Actually, I'm not sure to what extent our disagreement is real. You say the texts describe a place; I say the place is described by the texts. The crux of the disagreement would seem to be causality - whereas you think of the fictitious place giving rise to texts about it, I think of the texts as creating the fictitious place.

It's almost a moot point, except that I think your way of thinking about it gives rise to a pseudo-problem about canon. That is, if you say, as you do, that Middle-earth is a place and that the texts were written about it, then it makes sense to ask the question "what is the truth about Middle-earth?" Which facts really correspond with Middle-earth and which do not? Was Gil-Galad the son of Fingon or the son of Orodreth? If we apply a correspondence theory of truth to the texts then these questions make sense, and it is troubling when there seems (as often happens) no good way to answer them.
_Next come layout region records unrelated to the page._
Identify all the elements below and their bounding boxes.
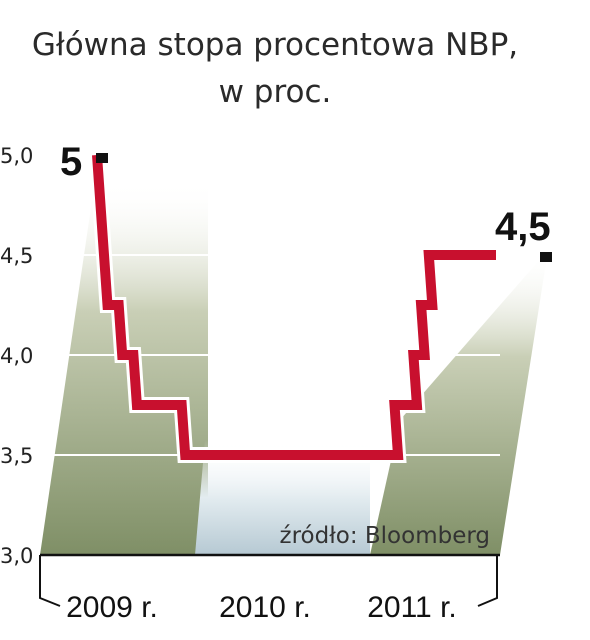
chart-title-line1: Główna stopa procentowa NBP,: [32, 27, 518, 63]
start-value-marker: [96, 153, 108, 163]
x-bracket-left: [39, 555, 61, 607]
x-axis-label: 2009 r.: [66, 591, 158, 624]
rate-line: [92, 154, 496, 460]
end-value-label: 4,5: [495, 205, 551, 249]
y-tick-label: 4,0: [0, 344, 33, 368]
y-tick-label: 4,5: [0, 244, 33, 268]
band-2009: [40, 180, 208, 555]
year-bands: [40, 180, 548, 555]
end-value-marker: [540, 252, 552, 262]
y-tick-label: 3,0: [0, 544, 33, 568]
y-axis-ticks: 3,0 3,5 4,0 4,5 5,0: [0, 144, 33, 568]
y-tick-label: 3,5: [0, 444, 33, 468]
x-axis-label: 2010 r.: [219, 591, 311, 624]
y-tick-label: 5,0: [0, 144, 33, 168]
x-bracket-right: [477, 555, 498, 607]
source-note: źródło: Bloomberg: [280, 523, 490, 549]
band-2011: [370, 250, 548, 555]
chart-title-line2: w proc.: [219, 74, 332, 110]
band-2010: [195, 440, 370, 555]
series-group: [89, 154, 496, 463]
start-value-label: 5: [60, 140, 82, 184]
x-axis-labels: 2009 r. 2010 r. 2011 r.: [66, 591, 457, 624]
x-axis-label: 2011 r.: [367, 591, 457, 624]
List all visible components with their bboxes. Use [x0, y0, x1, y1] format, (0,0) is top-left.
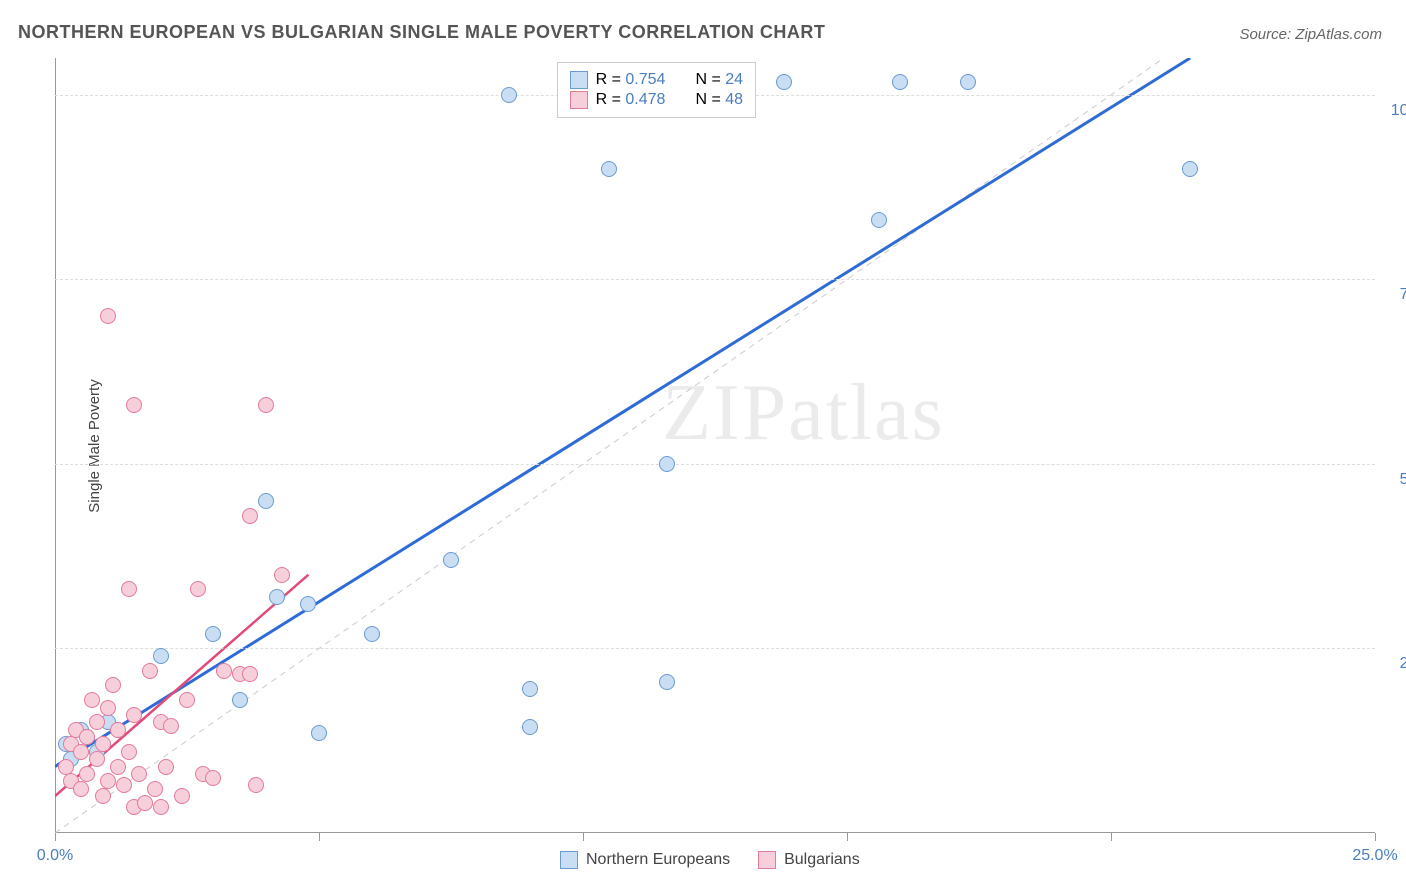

The problem is resolved by looking at things from my perspective. There is no single truth about Middle-earth because there is no single, original Middle-earth. It is of course true that you can take various coherent sets of statements from the texts and use as the basis for the imaginary place. But there's no need to be shocked or dismayed when you discover that someone else has taken a different set and done the same thing.

Of course I don't deny that archetypes and such are objectively real psychological features. But let's not confound these archetypes with the facts about Middle-earth. The archetypes are present in countless works of literature stretching back over thousands of years; many, if not most, of these works of literature contradict each other. They involve the same archetypes but the specific facts they assert are in contradiction.

So I certainly would not be averse to saying that, in a sense, the texts of the Silmarillion, LotR, and The Hobbit are about objectively real archetypes. But the specific, self-consistent reality of Middle-earth arises from them.